Манджиро вздрагивает скорее от его голоса, чем от посторонних звуков. Ёжится и, будто бы, отпускает свою голову еще ниже.
— Как дела? Шин сильно злился? — Такемичи всё-таки стаскивает еще один бутерброд и героически пытается его проглотить за минимальное количество движений челюстью.
Вот бы он был питоном и мог бы заглатывать еду целиком. Сколько бы времени это экономило.
Такемичи вновь переводит взгляд на ссутуленного и сохраняющего молчание Манджиро.
Он до этого никогда даже не задумывался над тем: как на самом деле Майки был похож на Изану. Но сейчас, пока он сохраняет такое же ледяное молчание — становится даже жутко от их слишком сильной схожести.
— Ты злишься на меня что-ли, не понимаю? — Тянет Такемичи и аккуратно кладет свою ладонь на чужое плечо.
Майки вздрагивает. Медленно поворачивает голову сначала на чужую ладонь — Такемичи тут же ее убирает — затем на самого друга. Медленно открывает потрескавшиеся губы и хрипло выдавливает из себя:
— А ты? — Голос такой скрежещущий, будто он не говорил лет десять точно.
— Мне-то за что. Будто мы с тобой никогда до этого не дрались. Мне на тебя теперь за каждый проигрыш дуться что-ли. — Такемичи пожимает плечами и вновь жадно косится на тарелку.
Манджиро поджимает губы, когда находит в себе смелость, наконец, отпустить взгляд на чужую повязку.
— Ты идиот. — Он произносит это внезапно так чётко, что Такемичи даже вздрагивает вновь встречаясь с взглядом Манджиро.
—Чего? — Такемичи скрещивает руки на груди и хмурится: — Это обидно.

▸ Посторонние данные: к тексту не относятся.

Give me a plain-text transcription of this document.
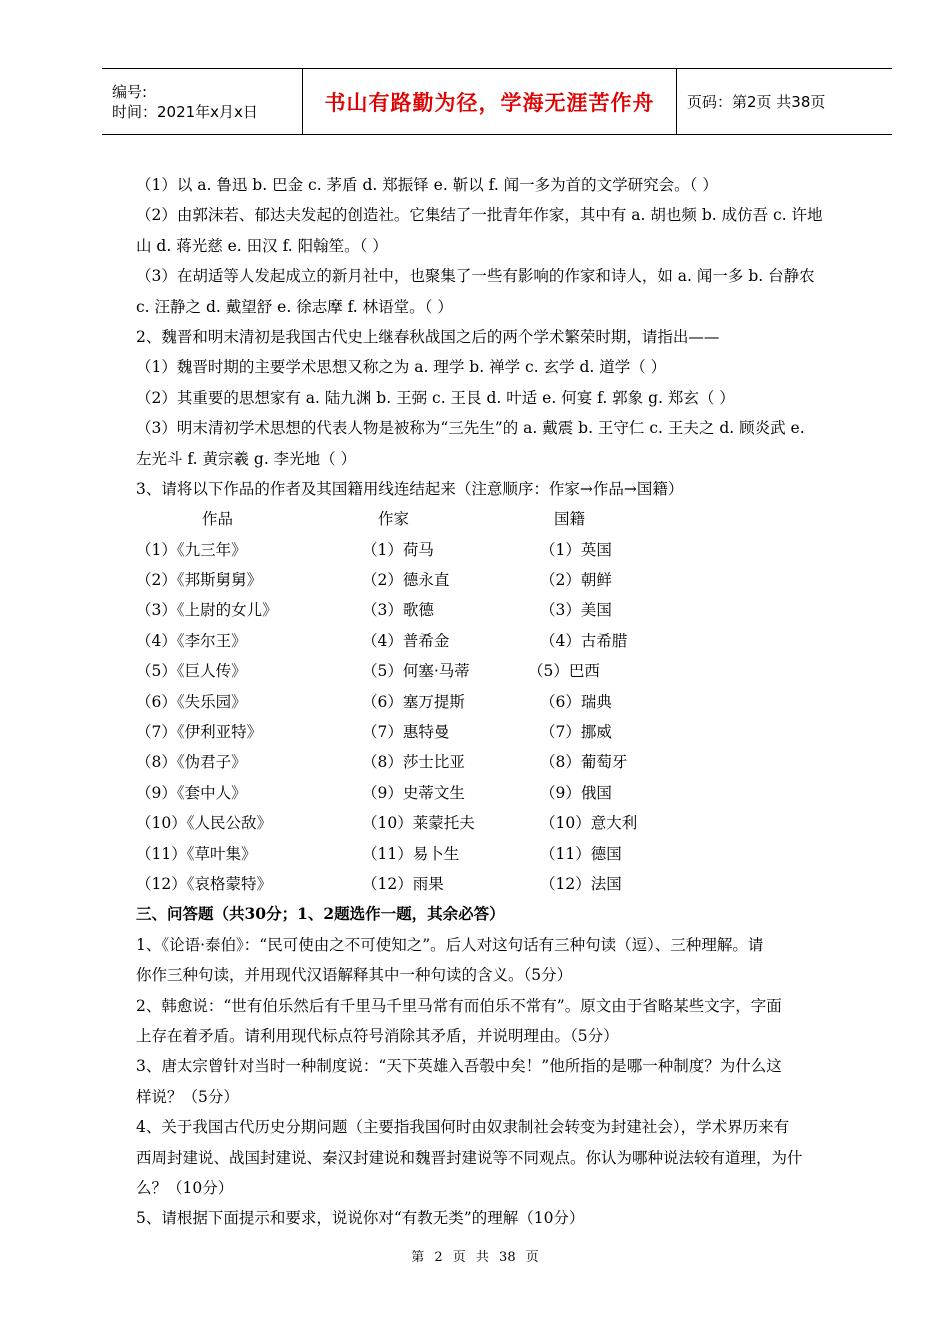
编号:
时间：2021年x月x日	书山有路勤为径，学海无涯苦作舟 页码：第2页 共38页
（1）以 a. 鲁迅 b. 巴金 c. 茅盾 d. 郑振铎 e. 靳以 f. 闻一多为首的文学研究会。（ ）
（2）由郭沫若、郁达夫发起的创造社。它集结了一批青年作家，其中有 a. 胡也频 b. 成仿吾 c. 许地
山 d. 蒋光慈 e. 田汉 f. 阳翰笙。（ ）
（3）在胡适等人发起成立的新月社中，也聚集了一些有影响的作家和诗人，如 a. 闻一多 b. 台静农
c. 汪静之 d. 戴望舒 e. 徐志摩 f. 林语堂。（ ）
2、魏晋和明末清初是我国古代史上继春秋战国之后的两个学术繁荣时期，请指出——
（1）魏晋时期的主要学术思想又称之为 a. 理学 b. 禅学 c. 玄学 d. 道学（ ）
（2）其重要的思想家有 a. 陆九渊 b. 王弼 c. 王艮 d. 叶适 e. 何宴 f. 郭象 g. 郑玄（ ）
（3）明末清初学术思想的代表人物是被称为“三先生”的 a. 戴震 b. 王守仁 c. 王夫之 d. 顾炎武 e.
左光斗 f. 黄宗羲 g. 李光地（ ）
3、请将以下作品的作者及其国籍用线连结起来（注意顺序：作家→作品→国籍）
作品	作家	国籍
（1）《九三年》	（1）荷马	（1）英国
（2）《邦斯舅舅》	（2）德永直	（2）朝鲜
（3）《上尉的女儿》	（3）歌德	（3）美国
（4）《李尔王》	（4）普希金	（4）古希腊
（5）《巨人传》	（5）何塞·马蒂	（5）巴西
（6）《失乐园》	（6）塞万提斯	（6）瑞典
（7）《伊利亚特》	（7）惠特曼	（7）挪威
（8）《伪君子》	（8）莎士比亚	（8）葡萄牙
（9）《套中人》	（9）史蒂文生	（9）俄国
（10）《人民公敌》	（10）莱蒙托夫	（10）意大利
（11）《草叶集》	（11）易卜生	（11）德国
（12）《哀格蒙特》	（12）雨果	（12）法国
三、问答题（共30分；1、2题选作一题，其余必答）
1、《论语·泰伯》：“民可使由之不可使知之”。后人对这句话有三种句读（逗）、三种理解。请
你作三种句读，并用现代汉语解释其中一种句读的含义。（5分）
2、韩愈说：“世有伯乐然后有千里马千里马常有而伯乐不常有”。原文由于省略某些文字，字面
上存在着矛盾。请利用现代标点符号消除其矛盾，并说明理由。（5分）
3、唐太宗曾针对当时一种制度说：“天下英雄入吾彀中矣！”他所指的是哪一种制度？为什么这
样说？（5分）
4、关于我国古代历史分期问题（主要指我国何时由奴隶制社会转变为封建社会），学术界历来有
西周封建说、战国封建说、秦汉封建说和魏晋封建说等不同观点。你认为哪种说法较有道理，为什
么？（10分）
5、请根据下面提示和要求，说说你对“有教无类”的理解（10分）
第 2 页 共 38 页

Сам — дурак, понял?
Майки отворачивается от него к окну и, Мичи, даже кажется что тот прошептал:
— Ты никогда не проигрывал. — Хотя возможно это был просто порыв ветра, ворвавшийся в открытое окно.
— Жалко твой самолётик. — После непродолжительного молчания произносит Такемичи.
Манджиро поворачивается на него с изумлением. Кажется, что не сразу находит слова:
— Ты реально идиот, Такемичи. — Но после не отворачивается продолжает смотреть прямо на него.
Такемичи закатывает глаза и цыкает:
— Вот корми тебя после такого, ага.
Манджиро, наконец, смотрит на тарелку. Так внимательно, словно видит бутерброды в первый раз за всю свою жизнь.
— Хангаки-сан сильно злилась?
— Мне бы кто рассказал. — Такемичи тяжело вздыхает: — Она уже спала. Так что узнаем завтра с утра. А Шиничиро?
Майки пожимает плечами и аккуратно берет один из бутербродов. Поднимает его, тщательно разглядывая со всех сторон:
— Тоже. Приходил с доктором. Сказал, что уже поздно, надо ложиться спать. А с утра уже будем разбираться.
— Думаешь, нам влетит?
Манджиро в этот момент откусывает, практически пол бутерброда сразу. Тщательно прожевывает и яростно качает головой.
— Не думаешь вообще или не влетит? — Беззлобно дразнит Такемичи, за что получает мягкий пинок по своему стулу.
Тихо хихикает, глядя на то, что Манджиро всё ещё не может прожевать свой кусок и от этого, не может выдавить ничего кроме мычания.
Наконец он глотает злосчастный бутерброд. Такемичи сразу же готовится к словесной схватке, но первым оказывает обезоружен, когда Манджиро произносит тихое:
— Прости меня, Такемичи.
— Всё-таки это ты дурак. — Такемичи смущенно отводит взгляд и начинает чесать затылок: — Стал бы я приходить к тебе с бутербродами, если бы мне были нужны твои извинения?